Before I start into this post about fantasy worlds, let me first address something from my last post. My slight paranoia, which I know is caused by my tendencies towards Asperger’s Syndrome, has me believing that any Americans who read that post believe that I hate the country. True, I declared that I did back in 1986 and I don’t deny that. However, it’s been 27 years since I made that declaration and I stopped being that angry young man many many years ago. This doesn’t mean that I’ve yo-yoed the other way. Instead I have concluded that pointing out when America gets it wrong does not mean I hate the country. In fact, I see it as a parent correcting a wayward child. On the other hand, saying when America gets it right doesn’t make some sort of fanatical flag flying redneck. I love the country I was born in even if it gets it wrong and sometimes the words and actions of some of my fellow countrymen embarrass me.
Now fantasy worlds. My work with people with Asperger’s Syndrome has shown me that many people with the condition can often have them. Many who don’t have it can also create their own little worlds as well. It often results from things being so bad for a person in the ‘real’ world that they create their own little world to escape from it. It is a world where they feel safe and they have complete control over. For the most part, the world is harmless and provides an outlet for escape from worldly pressures. However, if these pressures become to great or don’t get resolved, that is when there is a danger of the fantasy world colliding with the real one.
Bullying can be a big cause for people retreating into a fantasy world. In three of the four books I have covered on here, including my own, the bullied kid, before he goes and does the deed, retreats into a fantasy world where he is in control. In Jodi Picoult’s “19 Minutes,” Peter creates his world where he controls, where he can exact revenge on all of those people who are horrible to him. However, the bullying issue doesn’t get resolved and that is where the fantasy becomes reality. In “Endgame” by Nancy Garden, Gray’s retreat isn’t so far. He plays computer games as an escape but it doesn’t become obscured with reality. Unfortunately, after he goes into the school and shoots people, the media uses it against him saying it does.
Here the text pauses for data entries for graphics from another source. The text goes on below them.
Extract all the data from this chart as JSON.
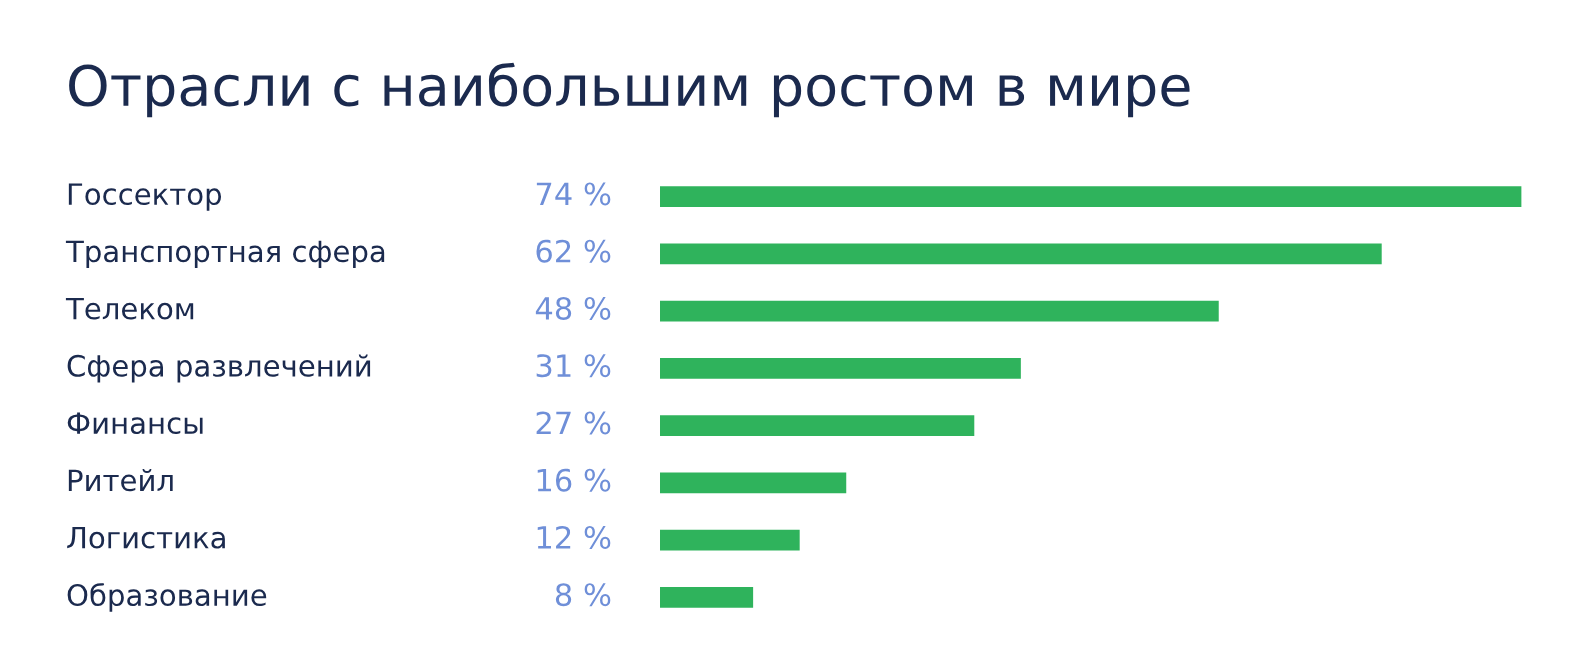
{
  "chart_data": {
    "type": "bar",
    "orientation": "horizontal",
    "title": "Отрасли с наибольшим ростом в мире",
    "categories": [
      "Госсектор",
      "Транспортная сфера",
      "Телеком",
      "Сфера развлечений",
      "Финансы",
      "Ритейл",
      "Логистика",
      "Образование"
    ],
    "values": [
      74,
      62,
      48,
      31,
      27,
      16,
      12,
      8
    ],
    "value_labels": [
      "74 %",
      "62 %",
      "48 %",
      "31 %",
      "27 %",
      "16 %",
      "12 %",
      "8 %"
    ],
    "color": "#2fb35c"
  }
}
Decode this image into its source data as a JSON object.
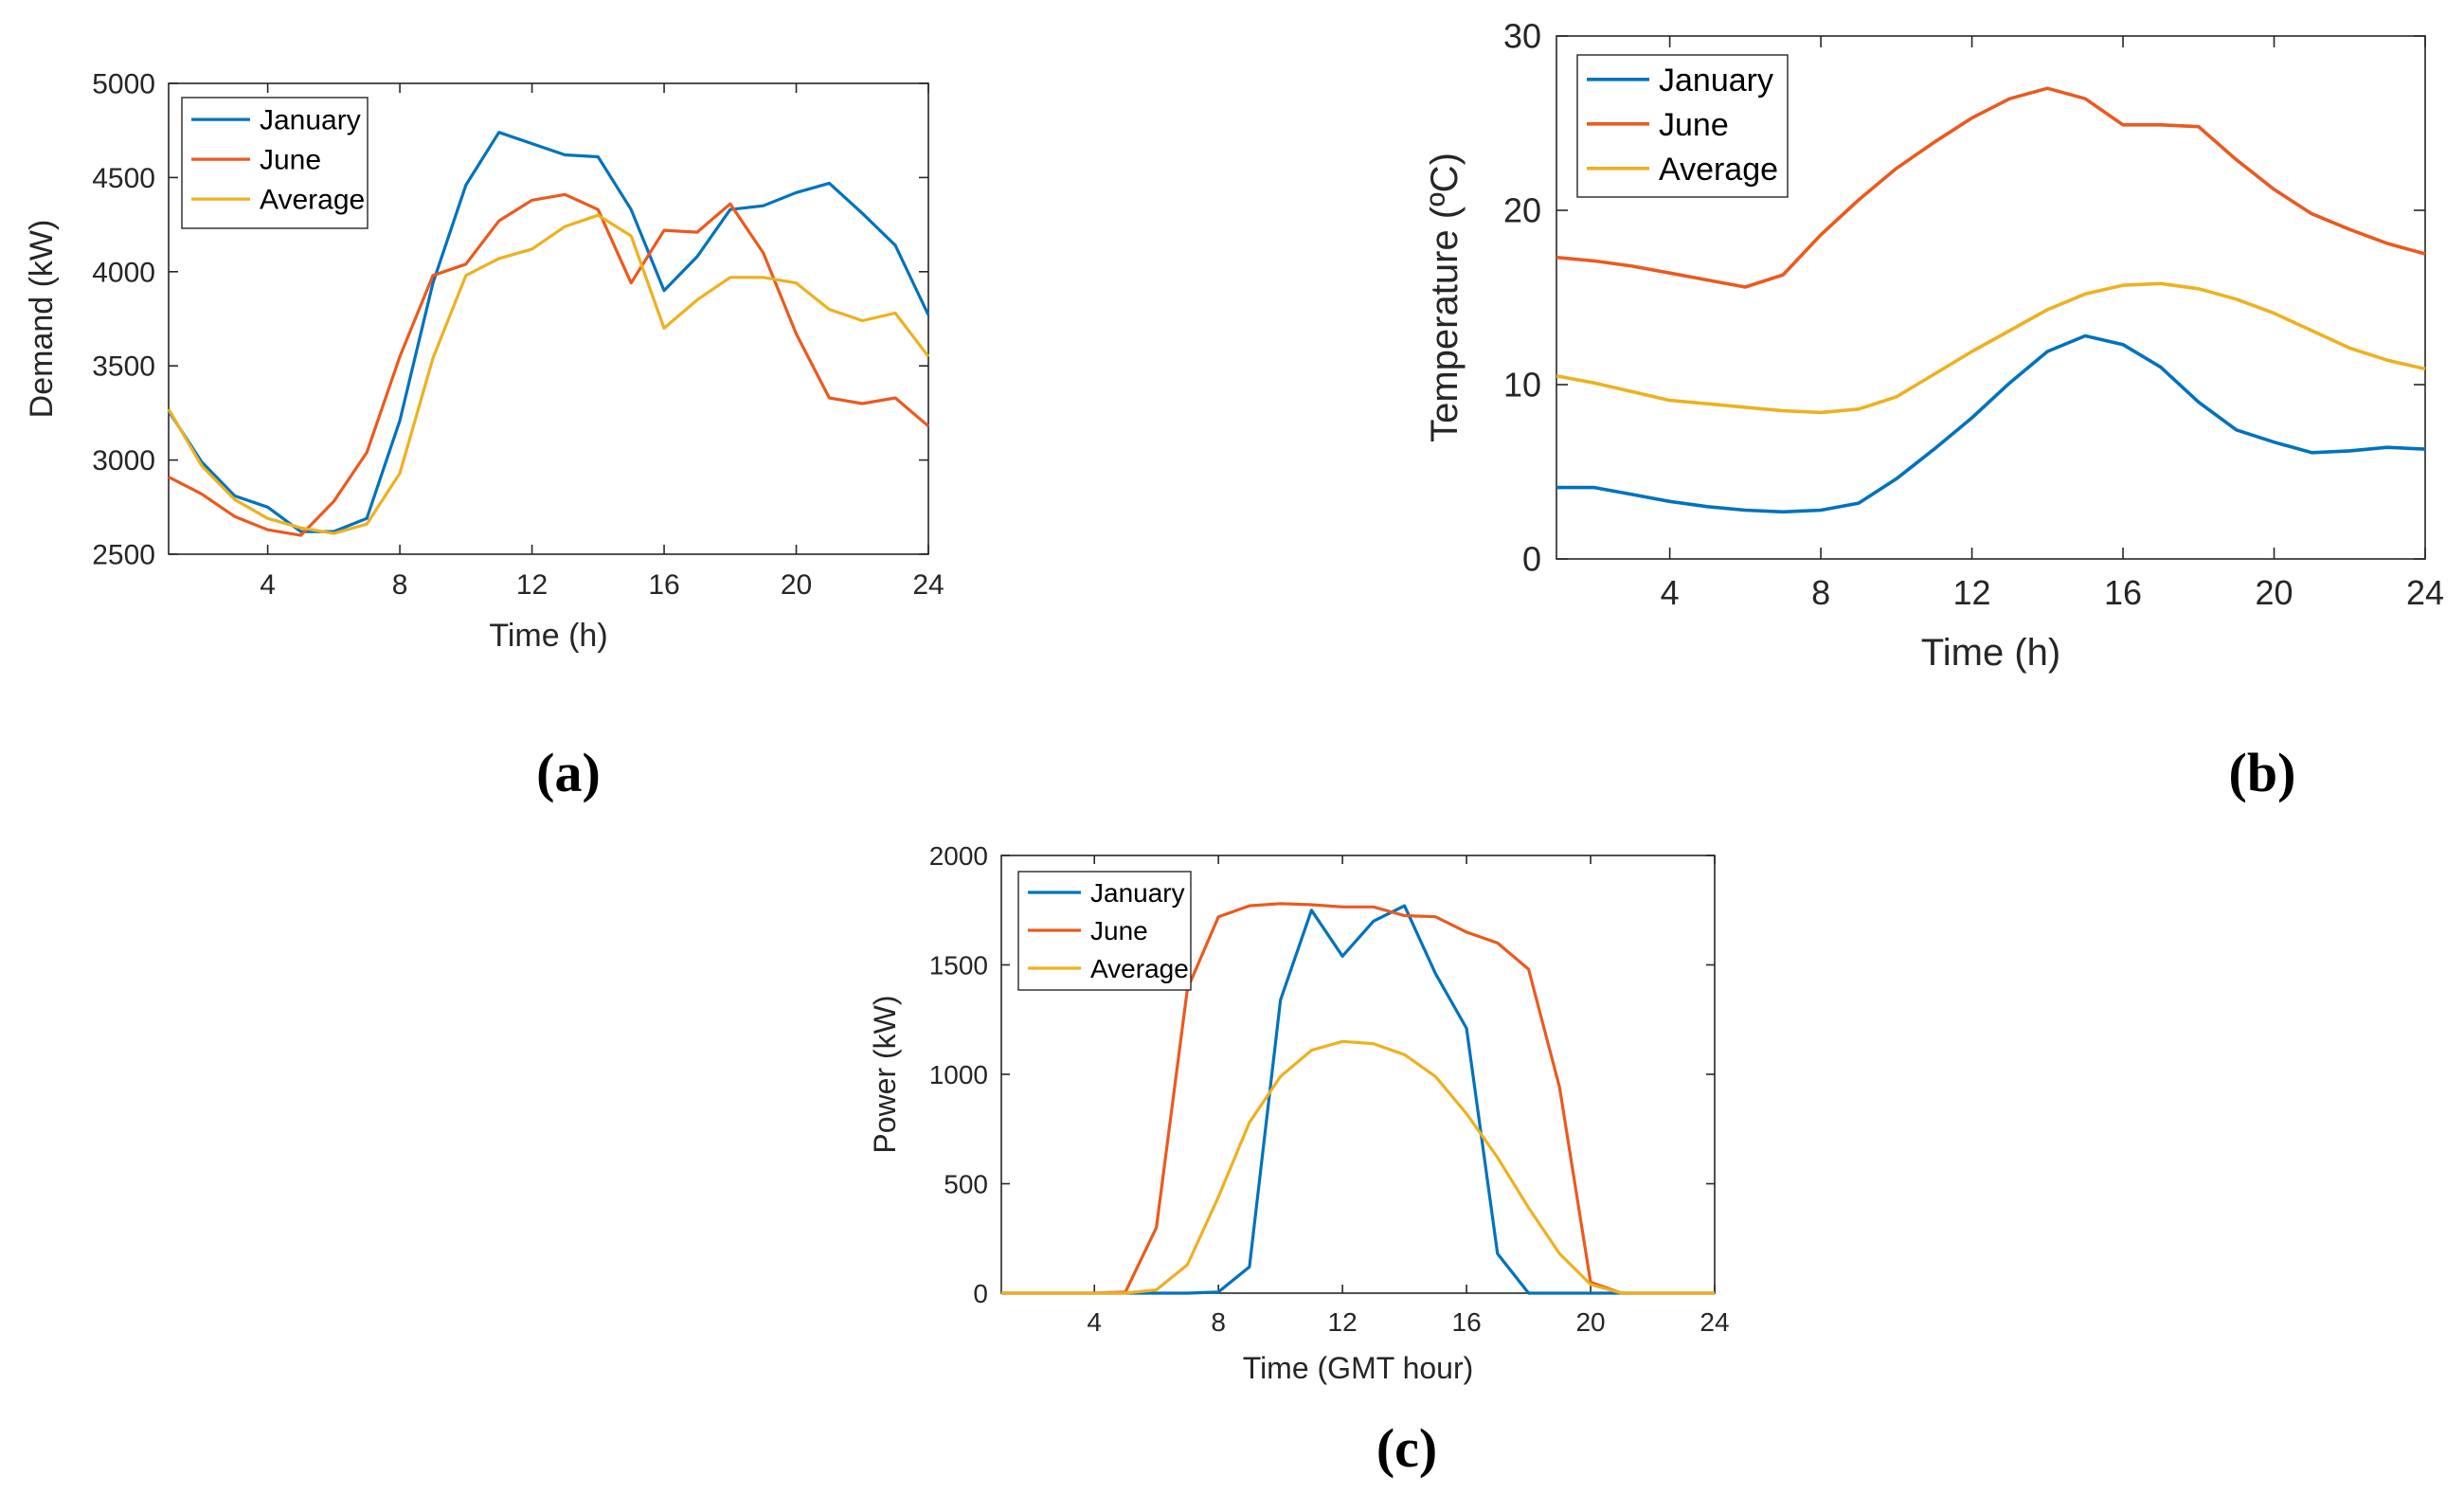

The same goes for Mark in “He Was Weird,” only his fantasy world was mine too. His fantasies are more sports related. The first one is when he goes to the playground and plays American Football games alone. He runs plays where he passes to himself and even tackles himself. He is oblivious to the fact that he probably looks ridiculous but he doesn’t care. He’s having fun and he’s the star player. As the bullying gets worse, the fantasies get more pronounced. In his mind, he’s playing for the Philadelphia Flyers Junior team where he’s the top scorer. He plays the games either on his computer or in the back yard. On the final game of the season, he scores the goal that gives his team the championship. There is some reality in this world because the team loses the odd game and to him, that makes it more believable. Mark’s major mistake is that he tells people about it and it only serves to convince them further that he is a liar and deserving of the grief he gets.
Roll on a year and Mark is now playing for the Woodhaven Blue Blazers. They were previously a poor team who now with Mark, have turned around and become champions. They go undefeated in the regular season and only their only loss is in the game three of the final round to the Junior Flyers. The Blue Blazers win the other four games. The fantasy season doesn’t end there. The bullying is becoming more unbearable so to cope, the team is now playing in the National Championship. Again, he scores goals to lead his team and why the one chapter is dedicated to the National Championship final. The Blue Blazers win 5-4 in overtime and while he doesn’t score the winning goal, he does get an assist on it and he scores two goals in the game making him the man of the game.
Mark’s fantasies were mine. I had retreated into the world where I was this great hockey star. It was a world where I was the hero not the goat and I was respected and it provided the ultimate escape from all the hell I was going through at the time. When I moved out of the town, I attempted to carry on my hockey fantasy in my new town. I played two exhibition games (pre season friendlies) and I think one regular season game and my team won all of them. However, when about to begin another game, I found myself telling myself, “I don’t need to do this anymore” and never played a hockey game like that again. So, I can only conclude that those fantasies were fuelled by the severe bullying I was suffering.
Bullying isn’t the only cause. I did have a fantasy world in high school. It started one Friday night when I was home babysitting. There was nothing on TV, so to amuse myself, I got my trash bin out of my room and rolled up a piece of paper and using the kitchen clock as my game clock, had a basketball game. Soon, I was doing it more and eventually an 18 game season in a league with 16 teams sprang up in my mind. I think the reason for this was boredom and my league lasted the last three years of high school. In the second season, I replaced the rolled up paper for a nerf ball. I wasn’t even the star player, I averaged 7-8 points a game but the rest of my team, who I was acting for was just as good. We only won the championship once in those three years so again, reality in the fantasy. I never told anyone this until now and I think the entire reason for it was boredom combined with my overactive imagination.
This was not to diminish the fact that bullying can have an impact on the victim creating their own little world. It certainly does as does Asperger’s Syndrome, which also played a part in my own creations. I believe that mine and most fantasy worlds are harmless. It is when factors such as bullying and the condition of the creator’s mind are weighed in, that the borders between those two worlds can become skewed.